Je donnai à Alexis vingt-cinq francs argent pour payer sa place, et une délégation sur Michel Lévy.

Après quoi, il me demanda ma bénédiction et partit pour Paris.

Pendant huit mois, on ne vit qu’Alexis sur les boulevards, où il était connu sous le nom du prince Noir.

Puis, le neuvième mois, comme il l’avait résolu, il s’engagea.

Hâtons-nous de dire que, cette fois, Alexis avait trouvé sa véritable vocation, comme l’indique la lettre suivante, que je reçus de lui deux ans après son départ :

« Monsieur et cher maître,

» La présente est pour m’informer d’abord de votre santé et ensuite pour vous dire que je suis on ne peut plus satisfait. J’ai fait de grands progrès dans les armes, et je viens d’être reçu prévôt de salle. À coup sûr, monsieur doit savoir que, lorsqu’on obtient ce grade, il est d’habitude que l’on traite les camarades.

» Je connais monsieur et ne lui dis que cela : il est d’habitude que l’on traite les camarades.

» Recevez, monsieur, l’assurance de mes sentiments éternels d’affection et de reconnaissance.

» alexis. »

Alexis traita ses camarades ; je ne veux pas vous dire qu’il leur donna le festin de Trimalcion ou le dîner de Monte-Cristo, mais enfin il les traita.

Alexis jouit aujourd’hui de l’amitié de ses camarades et de l’estime de ses chefs, auxquels je le recommande comme le plus honnête garçon et le meilleur cœur que je connaisse.
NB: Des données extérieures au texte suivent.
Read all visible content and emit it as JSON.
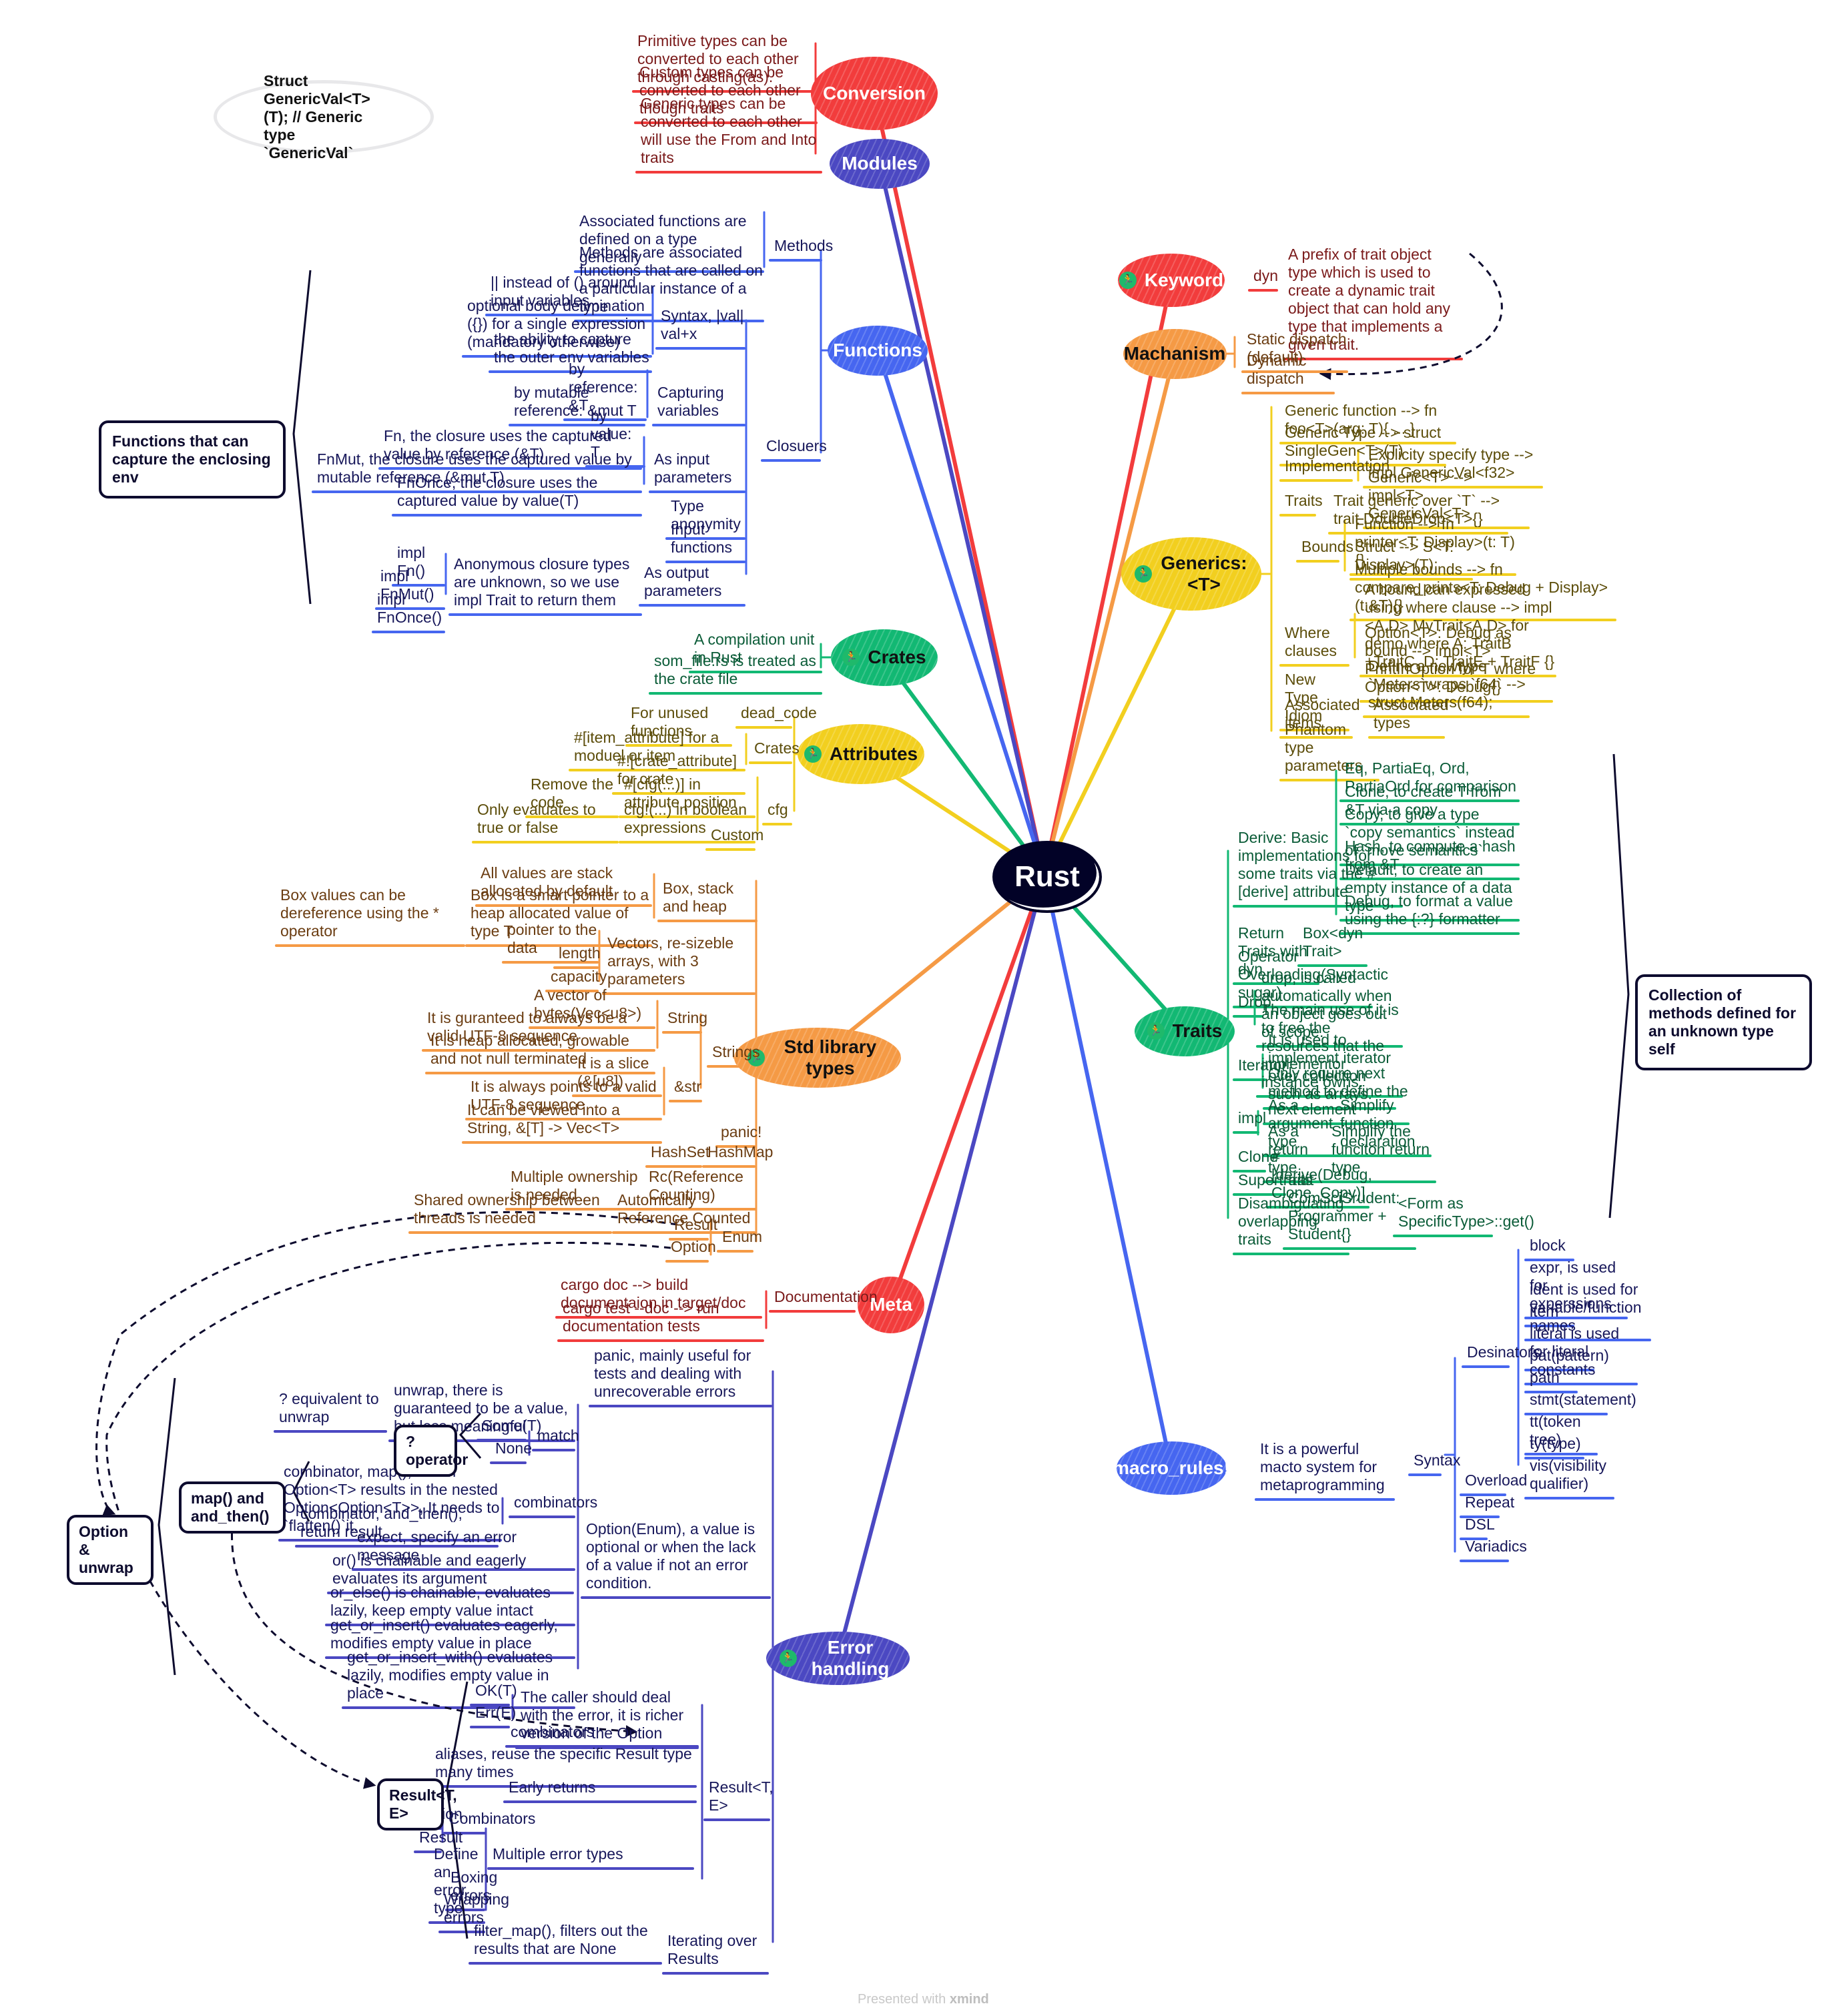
{
  "root": {
    "label": "Rust"
  },
  "colors": {
    "red": "#f23c3c",
    "indigo": "#4b48c2",
    "blue": "#4666f0",
    "green": "#12b873",
    "yellow": "#f2cf1f",
    "orange": "#f59a45",
    "text_red": "#7a1a1a",
    "text_navy": "#17175a",
    "text_green": "#0b5c38",
    "text_olive": "#5c4d0a",
    "text_brown": "#6b3d12",
    "callout": "#0d0b2e",
    "icon_green": "#1fb96b"
  },
  "note_oval": {
    "text": "Struct GenericVal<T>(T); // Generic type `GenericVal`"
  },
  "callouts": {
    "closure_def": "Functions that can capture the enclosing env",
    "traits_def": "Collection of methods defined for an unknown type self",
    "option_unwrap": "Option & unwrap",
    "map_and_then": "map() and and_then()",
    "question_operator": "? operator",
    "result_te": "Result<T, E>"
  },
  "branches": {
    "conversion": {
      "label": "Conversion",
      "children": [
        "Primitive types can be converted to each other through casting(as).",
        "Custom types can be converted to each other though traits",
        "Generic types can be converted to each other will use the From and Into traits"
      ]
    },
    "modules": {
      "label": "Modules"
    },
    "functions": {
      "label": "Functions",
      "methods": {
        "label": "Methods",
        "children": [
          "Associated functions are defined on a type generally",
          "Methods are associated functions that are called on a particular instance of a type"
        ]
      },
      "closures": {
        "label": "Closuers",
        "syntax": {
          "label": "Syntax, |val| val+x",
          "children": [
            "|| instead of () around input variables",
            "optional body delimination ({}) for a single expression (mandatory otherwise)",
            "the ability to capture the outer env variables"
          ]
        },
        "capturing": {
          "label": "Capturing variables",
          "children": [
            "by reference: &T",
            "by mutable reference: &mut T",
            "by value: T"
          ]
        },
        "input_params": {
          "label": "As input parameters",
          "children": [
            "Fn, the closure uses the captured value by reference (&T)",
            "FnMut, the closure uses the captured value by mutable reference (&mut T)",
            "FnOnce, the closure uses the captured value by value(T)"
          ]
        },
        "type_anonymity": "Type anonymity",
        "input_functions": "Input functions",
        "output_params": {
          "label": "As output parameters",
          "note": "Anonymous closure types are unknown, so we use impl Trait to return them",
          "children": [
            "impl Fn()",
            "impl FnMut()",
            "impl FnOnce()"
          ]
        }
      }
    },
    "crates": {
      "label": "Crates",
      "children": [
        "A compilation unit in Rust",
        "som_file.rs is treated as the crate file"
      ]
    },
    "attributes": {
      "label": "Attributes",
      "dead_code": {
        "label": "dead_code",
        "child": "For unused functions"
      },
      "crates": {
        "label": "Crates",
        "children": [
          "#[item_attribute] for a moduel or item",
          "#![crate_attribute] for crate"
        ]
      },
      "cfg": {
        "label": "cfg",
        "attr_pos": {
          "label": "#[cfg(...)] in attribute position",
          "child": "Remove the code"
        },
        "bool_expr": {
          "label": "cfg!(...) in boolean expressions",
          "child": "Only evaluates to true or false"
        },
        "custom": "Custom"
      }
    },
    "std_types": {
      "label": "Std library types",
      "box": {
        "label": "Box, stack and heap",
        "children": [
          "All values are stack allocated by default",
          "Box is a smart pointer to a heap allocated value of type T"
        ],
        "deref": "Box values can be dereference using the * operator"
      },
      "vectors": {
        "label": "Vectors, re-sizeble arrays, with 3 parameters",
        "children": [
          "pointer to the data",
          "length",
          "capacity"
        ]
      },
      "strings": {
        "label": "Strings",
        "string": {
          "label": "String",
          "children": [
            "A vector of bytes(Vec<u8>)",
            "It is guranteed to always be a valid UTF-8 sequence",
            "It is heap allocated, growable and not null terminated"
          ]
        },
        "str": {
          "label": "&str",
          "children": [
            "It is a slice (&[u8])",
            "It is always points to a valid UTF-8 sequence",
            "It can be viewed into a String, &[T] -> Vec<T>"
          ]
        }
      },
      "panic": "panic!",
      "hashmap": {
        "label": "HashMap",
        "child": "HashSet"
      },
      "rc": {
        "label": "Rc(Reference Counting)",
        "child": "Multiple ownership is needed"
      },
      "arc": {
        "label": "Automically Reference Counted",
        "child": "Shared ownership between threads is needed"
      },
      "enum": {
        "label": "Enum",
        "children": [
          "Result",
          "Option"
        ]
      }
    },
    "meta": {
      "label": "Meta",
      "documentation": {
        "label": "Documentation",
        "children": [
          "cargo doc --> build documentaion in target/doc",
          "cargo test --doc --> run documentation tests"
        ]
      }
    },
    "error_handling": {
      "label": "Error handling",
      "panic": "panic, mainly useful for tests and dealing with unrecoverable errors",
      "option": {
        "label": "Option(Enum), a value is optional or when the lack of a value if not an error condition.",
        "unwrap": {
          "label": "unwrap, there is guaranteed to be a value, but less meaningful",
          "child": "? equivalent to unwrap"
        },
        "match": {
          "label": "match",
          "children": [
            "Some(T)",
            "None"
          ]
        },
        "combinators": {
          "label": "combinators",
          "children": [
            "combinator, map(), return Option<T> results in the nested Option<Option<T>>, It needs to `flatten()`it.",
            "combinator, and_then(), return result"
          ]
        },
        "items": [
          "expect, specify an error message",
          "or() is chainable and eagerly evaluates its argument",
          "or_else() is chainable, evaluates lazily, keep empty value intact",
          "get_or_insert() evaluates eagerly, modifies empty value in place",
          "get_or_insert_with() evaluates lazily, modifies empty value in place"
        ]
      },
      "result": {
        "label": "Result<T, E>",
        "variants": {
          "label": "The caller should deal with the error, it is richer version of the Option",
          "children": [
            "OK(T)",
            "Err(E)"
          ]
        },
        "combinators": "combinators",
        "aliases": "aliases, reuse the specific Result type many times",
        "early_returns": "Early returns",
        "multiple_errors": {
          "label": "Multiple error types",
          "combinators": {
            "label": "Combinators",
            "children": [
              "Option",
              "Result"
            ]
          },
          "children": [
            "Define an error type",
            "Boxing errors",
            "Wrapping errors"
          ]
        }
      },
      "iterating": {
        "label": "Iterating over Results",
        "child": "filter_map(), filters out the results that are None"
      }
    },
    "keyword": {
      "label": "Keyword",
      "dyn": {
        "label": "dyn",
        "child": "A prefix of trait object type which is used to create a dynamic trait object that can hold any type that implements a given trait."
      }
    },
    "mechanism": {
      "label": "Machanism",
      "children": [
        "Static dispatch (default)",
        "Dynamic dispatch"
      ]
    },
    "generics": {
      "label": "Generics: <T>",
      "generic_function": "Generic function --> fn foo<T>(arg: T){ ... }",
      "generic_type": "Generic Type --> struct SingleGen<T>(T)",
      "implementation": {
        "label": "Implementation",
        "children": [
          "Explicity specify type --> impl GenericVal<f32>",
          "Generic<T> --> impl<T> GenericVal<T>"
        ]
      },
      "traits": {
        "label": "Traits",
        "child": "Trait generic over `T` --> trait DoubleDrop<T>{}"
      },
      "bounds": {
        "label": "Bounds",
        "children": [
          "Function --> fn printer<T: Display>(t: T){}",
          "Struct --> S<T: Display>(T);",
          "Multiple bounds --> fn compare_prints<T: Debug + Display>(t:&T){}"
        ]
      },
      "where": {
        "label": "Where clauses",
        "children": [
          "A bound can expressed using where clause --> impl <A,D> MyTrait<A,D> for demo where A: TraitB +TraitC, D: TraitE + TraitF {}",
          "Option<T>: Debug as bound --> impl<T> PrintInOption for T where Option<T>: Debug{}"
        ]
      },
      "newtype": {
        "label": "New Type Idiom",
        "child": "Define a newtype `Meters`wraps `f64` --> struct Meters(f64);"
      },
      "associated": {
        "label": "Associated items",
        "child": "Associated types"
      },
      "phantom": "Phantom type parameters"
    },
    "traits": {
      "label": "Traits",
      "derive": {
        "label": "Derive: Basic implementations for some traits via the #[derive] attribute",
        "children": [
          "Eq, PartiaEq, Ord, PartiaOrd for comparison",
          "Clone, to create T from &T via a copy",
          "Copy, to give a type `copy semantics` instead of `move semantics`",
          "Hash, to compute a hash from &T",
          "Default, to create an empty instance of a data type",
          "Debug, to format a value using the {:?} formatter"
        ]
      },
      "return_dyn": {
        "label": "Return Traits with dyn",
        "child": "Box<dyn Trait>"
      },
      "operator_overloading": "Operator Overloading(Syntactic sugar)",
      "drop": {
        "label": "Drop",
        "children": [
          "drop, is called automatically when an object goes out of scope.",
          "The main use of it is to free the resources that the implementor instance owns."
        ]
      },
      "iterator": {
        "label": "Iterator",
        "children": [
          "It is used to implement iterator over collection such as arrays.",
          "Only require next method to define the next element"
        ]
      },
      "impl": {
        "label": "impl",
        "arg": {
          "label": "As a argument type",
          "child": "Simplify function declaration"
        },
        "ret": {
          "label": "As a return type",
          "child": "Simplify the funciton return type"
        }
      },
      "clone": {
        "label": "Clone",
        "child": "#[derive(Debug, Clone, Copy)]"
      },
      "supertraits": {
        "label": "Supertraits",
        "child": "trait ComSciSrudent: Programmer + Student{}"
      },
      "disambiguating": {
        "label": "Disambiguating overlapping traits",
        "child": "<Form as SpecificType>::get()"
      }
    },
    "macro_rules": {
      "label": "macro_rules!",
      "desc": "It is a powerful macto system for metaprogramming",
      "syntax": {
        "label": "Syntax",
        "designators": {
          "label": "Desinators",
          "children": [
            "block",
            "expr, is used for experssions",
            "ident is used for variable/function names",
            "item",
            "literal is used for literal constants",
            "pat(pattern)",
            "path",
            "stmt(statement)",
            "tt(token tree)",
            "ty(type)",
            "vis(visibility qualifier)"
          ]
        },
        "others": [
          "Overload",
          "Repeat",
          "DSL",
          "Variadics"
        ]
      }
    }
  },
  "footer": {
    "prefix": "Presented with ",
    "brand": "xmind"
  }
}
Par malheur, il y a une chose qui s’opposera toujours à l’avancement d’Alexis : c’est qu’il ne sait ni lire ni écrire ; autrefois, l’empereur avait créé pour les braves dans sa position un grade tout particulier, dans lequel il n’était pas besoin de littérature.

Il les faisait gardes du drapeau : c’était leur bâton de maréchal.

Voilà, chers lecteurs, l’histoire d’Alexis.

Maintenant, revenons au second Auvergnat et à son second chinge.